TwoSheds
More sheds (and tiles) than you, probably
- Joined
- Feb 12, 2014
- Messages
- 13,755
I was a contractor working for Central government at the time. HMRC didn't have enough established tax experts so they used Deloitte, KPMG, PWC and Accenture to provide support. Those companies helped draft the IR35 legislation which left HMRC short of people with key skills as the contractors there were forced out. Who filled those spots? People from Deloitte, KPMG, PWC and Accenture on much more expensive day rates.
Same across government in other departments. I genuinely don't believe IR35 changes made any difference at all to available funds. The tax take may have gone up, but the cost of delivering government services also went up.
The cost of delivering all services went up. Temporary, skilled staff are critical in engineering in particular. In the design and development phase of producing a car for example, you need more people and different skills than what you need once you're in production.

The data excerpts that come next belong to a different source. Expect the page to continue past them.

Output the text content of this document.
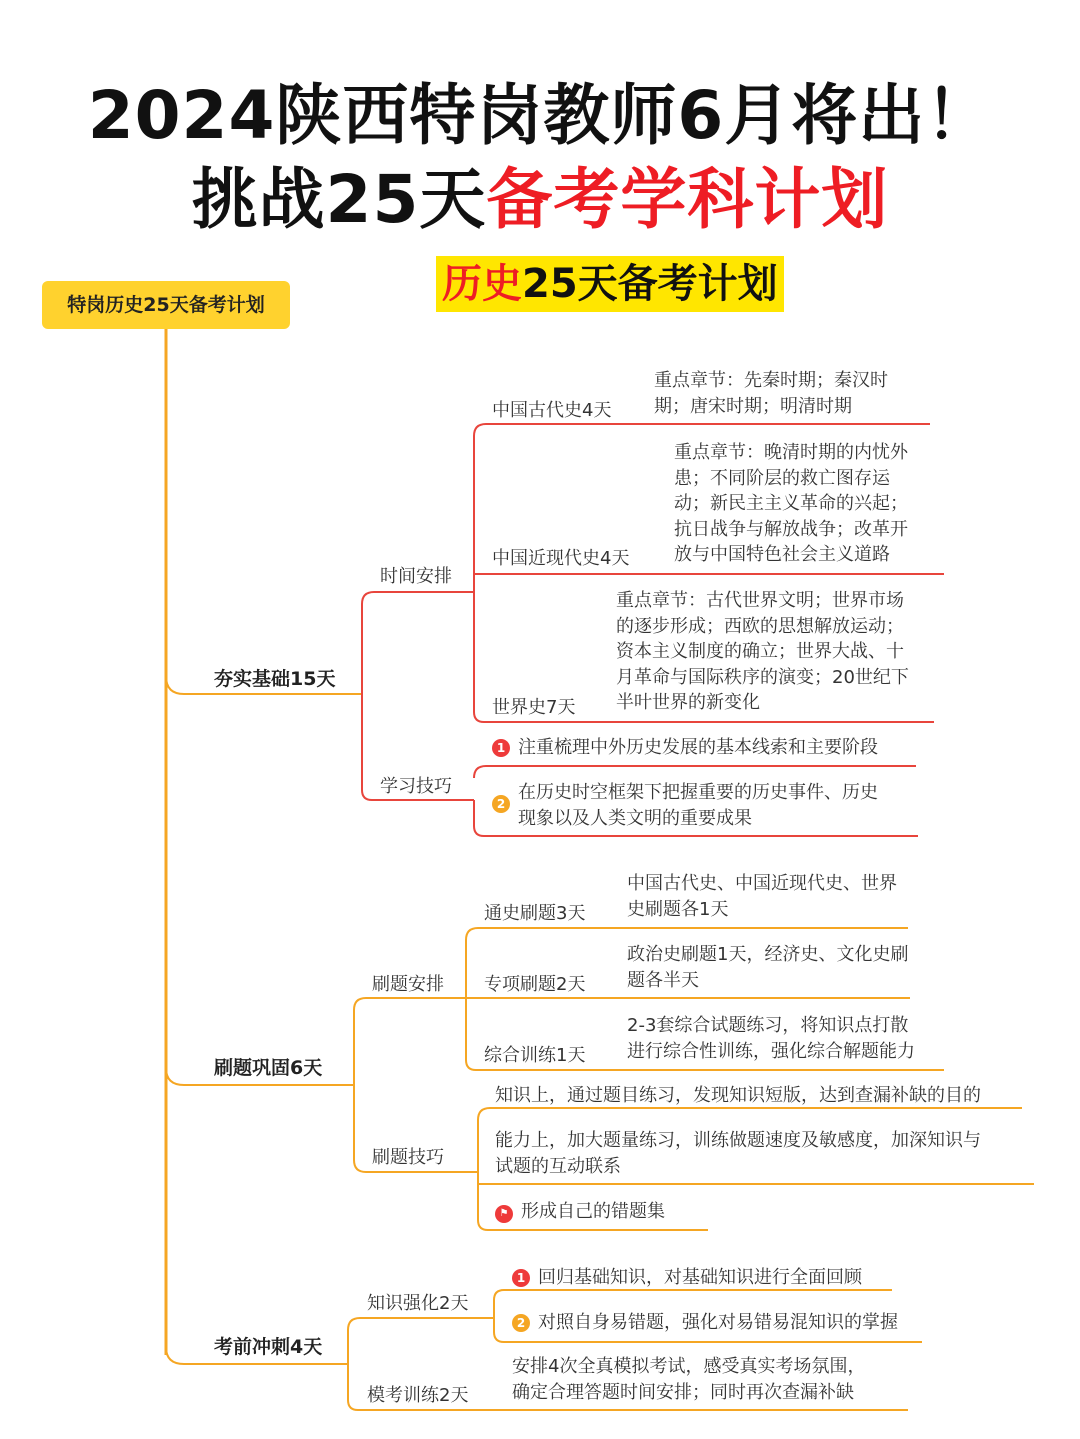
2024陕西特岗教师6月将出！
挑战25天备考学科计划
历史25天备考计划
特岗历史25天备考计划
夯实基础15天
刷题巩固6天
考前冲刺4天
时间安排
学习技巧
中国古代史4天
重点章节：先秦时期；秦汉时
期；唐宋时期；明清时期
中国近现代史4天
重点章节：晚清时期的内忧外
患；不同阶层的救亡图存运
动；新民主主义革命的兴起；
抗日战争与解放战争；改革开
放与中国特色社会主义道路
世界史7天
重点章节：古代世界文明；世界市场
的逐步形成；西欧的思想解放运动；
资本主义制度的确立；世界大战、十
月革命与国际秩序的演变；20世纪下
半叶世界的新变化
1 注重梳理中外历史发展的基本线索和主要阶段
2
在历史时空框架下把握重要的历史事件、历史
现象以及人类文明的重要成果
刷题安排
刷题技巧
通史刷题3天
中国古代史、中国近现代史、世界
史刷题各1天
专项刷题2天
政治史刷题1天，经济史、文化史刷
题各半天
综合训练1天
2-3套综合试题练习，将知识点打散
进行综合性训练，强化综合解题能力
知识上，通过题目练习，发现知识短版，达到查漏补缺的目的
能力上，加大题量练习，训练做题速度及敏感度，加深知识与
试题的互动联系
⚑ 形成自己的错题集
知识强化2天
模考训练2天
1 回归基础知识，对基础知识进行全面回顾
2 对照自身易错题，强化对易错易混知识的掌握
安排4次全真模拟考试，感受真实考场氛围，
确定合理答题时间安排；同时再次查漏补缺
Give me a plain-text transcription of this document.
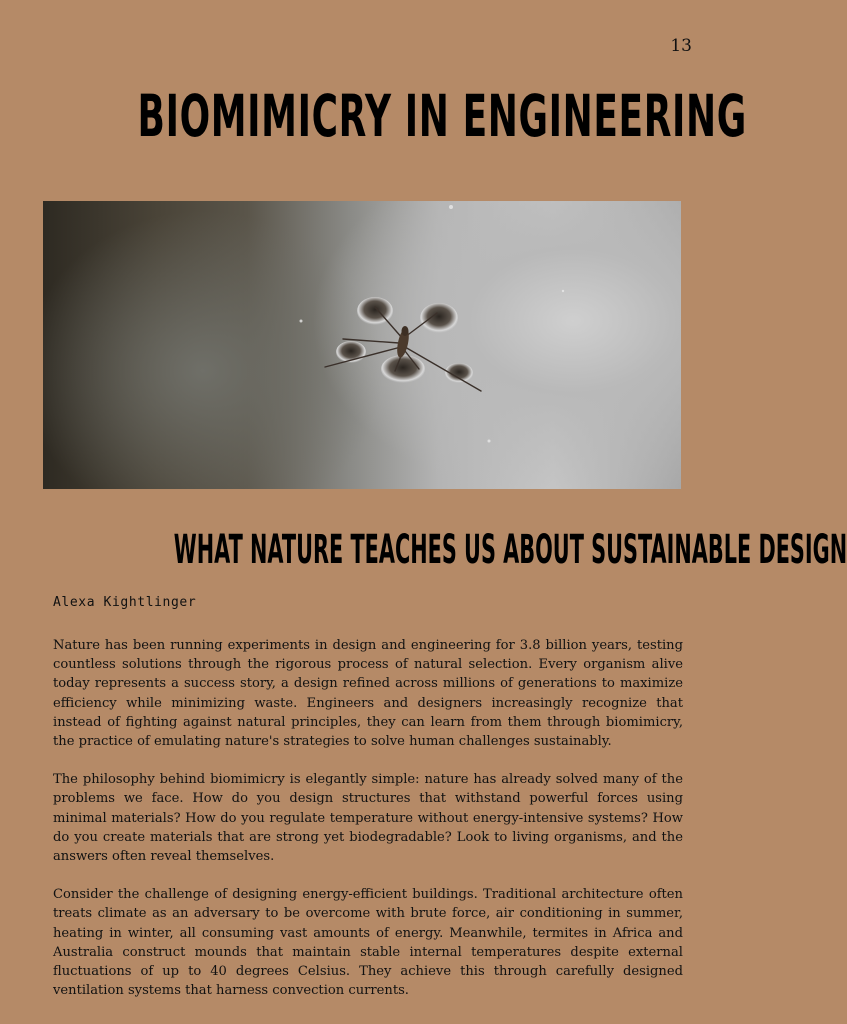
13
BIOMIMICRY IN ENGINEERING
WHAT NATURE TEACHES US ABOUT SUSTAINABLE DESIGN
Alexa Kightlinger

Nature has been running experiments in design and engineering for 3.8 billion years, testing countless solutions through the rigorous process of natural selection. Every organism alive today represents a success story, a design refined across millions of generations to maximize efficiency while minimizing waste. Engineers and designers increasingly recognize that instead of fighting against natural principles, they can learn from them through biomimicry, the practice of emulating nature's strategies to solve human challenges sustainably.

The philosophy behind biomimicry is elegantly simple: nature has already solved many of the problems we face. How do you design structures that withstand powerful forces using minimal materials? How do you regulate temperature without energy-intensive systems? How do you create materials that are strong yet biodegradable? Look to living organisms, and the answers often reveal themselves.

Consider the challenge of designing energy-efficient buildings. Traditional architecture often treats climate as an adversary to be overcome with brute force, air conditioning in summer, heating in winter, all consuming vast amounts of energy. Meanwhile, termites in Africa and Australia construct mounds that maintain stable internal temperatures despite external fluctuations of up to 40 degrees Celsius. They achieve this through carefully designed ventilation systems that harness convection currents.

Contractors used to provide that but a lot of companies are shit scared of hiring any now, and hiring and firing employees in the same way as you could contractors is a lot more expensive and time consuming.
I think it could well be contributing to the poor state of the economy, but in the faecal hailstorm of economic idiocy that has been the last 14 years it's really quite hard to pick it out!
Anyway, it's by the by, rich people don't pay enough tax which means ordinary employees have to pay too much, and it became pretty clear to me after having been a contractor.